Riley smiled up at him, stopping him. “I know, Lancer. I figured all of that out a long time ago.... So, when did you eat last? How many days, Maxton? Let’s go eat, and I need to sleep some, I think, and then we’ll figure out how to make you less scary to the rest of my crew. I think they’re going to bloody love you,” and he beamed at him, looking suddenly kid-like for the first time since he met him.

He would gladly die protecting this kid. It would be the easiest thing in the world.

LANCER

Riley, June 3, 2236, Reston.

H
e was furious at them, at Brody and Drake and everybody for not bloody listening to him about Maxton, for keeping him under guard like that. He wouldn’t talk to anybody, wouldn’t eat or drink anything either. When he walked him into the room with everybody in it after running into the kitchen and stuffing him with Drake’s stew, telling them that he was in, and would help them, Brody pointed his gun at Maxton’s head, and told Loren to tie his hands and put him under guard. It didn’t make any sense for him to do that, but Brody insisted they keep him like that for a few days at least, until they were sure they could all trust him. Until they were sure his men wouldn’t come for him, now that they let Brandon go, he said, and Lancer didn’t fight him on it, didn’t even try fighting him. He just walked over to Loren and put his hands out for the ties, not saying a word to anybody.

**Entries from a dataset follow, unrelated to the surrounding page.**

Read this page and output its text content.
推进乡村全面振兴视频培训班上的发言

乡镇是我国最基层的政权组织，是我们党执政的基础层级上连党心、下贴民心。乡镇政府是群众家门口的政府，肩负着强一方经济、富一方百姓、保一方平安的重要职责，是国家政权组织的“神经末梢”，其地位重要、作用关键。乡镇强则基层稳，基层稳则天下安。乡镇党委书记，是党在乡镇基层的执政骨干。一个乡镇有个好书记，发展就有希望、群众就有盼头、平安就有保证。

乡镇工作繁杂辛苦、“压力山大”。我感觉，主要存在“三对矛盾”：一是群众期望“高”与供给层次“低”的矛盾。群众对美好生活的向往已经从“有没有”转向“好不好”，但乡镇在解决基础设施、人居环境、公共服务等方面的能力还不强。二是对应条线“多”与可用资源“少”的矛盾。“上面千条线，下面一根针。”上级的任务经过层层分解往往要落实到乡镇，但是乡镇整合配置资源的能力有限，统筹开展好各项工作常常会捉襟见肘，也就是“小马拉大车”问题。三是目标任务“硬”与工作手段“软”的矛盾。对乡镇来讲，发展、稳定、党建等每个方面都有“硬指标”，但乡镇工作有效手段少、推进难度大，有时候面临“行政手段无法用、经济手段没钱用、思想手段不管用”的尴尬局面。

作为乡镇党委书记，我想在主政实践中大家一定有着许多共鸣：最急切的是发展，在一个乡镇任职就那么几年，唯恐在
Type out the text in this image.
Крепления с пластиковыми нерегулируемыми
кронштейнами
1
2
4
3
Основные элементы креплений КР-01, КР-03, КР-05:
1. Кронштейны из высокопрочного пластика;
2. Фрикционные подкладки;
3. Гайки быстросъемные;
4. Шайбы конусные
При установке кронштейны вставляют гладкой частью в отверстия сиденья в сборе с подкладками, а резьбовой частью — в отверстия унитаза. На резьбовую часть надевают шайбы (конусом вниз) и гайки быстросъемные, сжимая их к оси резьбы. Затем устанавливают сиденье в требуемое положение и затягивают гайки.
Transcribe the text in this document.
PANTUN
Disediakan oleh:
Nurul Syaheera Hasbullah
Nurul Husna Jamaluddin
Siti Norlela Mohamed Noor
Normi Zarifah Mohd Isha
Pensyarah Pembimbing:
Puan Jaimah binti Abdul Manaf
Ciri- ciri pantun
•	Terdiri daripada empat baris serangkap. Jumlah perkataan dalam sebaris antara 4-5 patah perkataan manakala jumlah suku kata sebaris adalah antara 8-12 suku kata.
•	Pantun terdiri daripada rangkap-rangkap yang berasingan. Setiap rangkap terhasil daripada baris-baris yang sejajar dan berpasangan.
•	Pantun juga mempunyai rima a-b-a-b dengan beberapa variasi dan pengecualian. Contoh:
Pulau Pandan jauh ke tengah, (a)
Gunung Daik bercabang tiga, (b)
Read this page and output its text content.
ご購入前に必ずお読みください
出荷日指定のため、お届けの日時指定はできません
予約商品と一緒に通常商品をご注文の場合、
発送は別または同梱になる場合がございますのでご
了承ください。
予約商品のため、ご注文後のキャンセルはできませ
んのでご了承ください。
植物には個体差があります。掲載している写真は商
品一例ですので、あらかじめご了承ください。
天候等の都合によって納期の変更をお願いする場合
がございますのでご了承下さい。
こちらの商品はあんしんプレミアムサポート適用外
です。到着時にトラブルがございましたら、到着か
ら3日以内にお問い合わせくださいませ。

He found him where he knew he would, lying on the cot they put down for him in the old closet room, his hands tied in front of him. He sent Trelix away and crouched next to his head. He brought him food and tea again, and a small thermos of water, hoping he could at least coax him to drink something. He tried forcing water into him yesterday, but Maxton swatted at his hand, spilling it all over himself, and he didn’t want to do that again.

“I know you’re not asleep, Lancer, and I know you’re mad, mad as hell, but you’re going to kill yourself in the worst way if you don’t at least drink something. We’ll figure it out. I’ll get them to listen to me, I promise. Please, just drink something.” Lancer sat up, looking at him, and reached for the water. He smiled at him, watching him drink. That was something, at least.

“Your friend told me you always keep your word. You made me a promise when we talked last, and I need you to keep it. I’ve had about as much of this as I can take.”

He knew it would happen, that he’d ask him to shoot him if they kept him like this, but he couldn’t do it. It would be all kinds of wrong to kill this man because Brody was too paranoid or stubborn to trust him. He couldn’t let that happen.

Maxton was watching him, shaking his head. “Just as I thought, Riley,” he said, and lay down and closed his eyes again.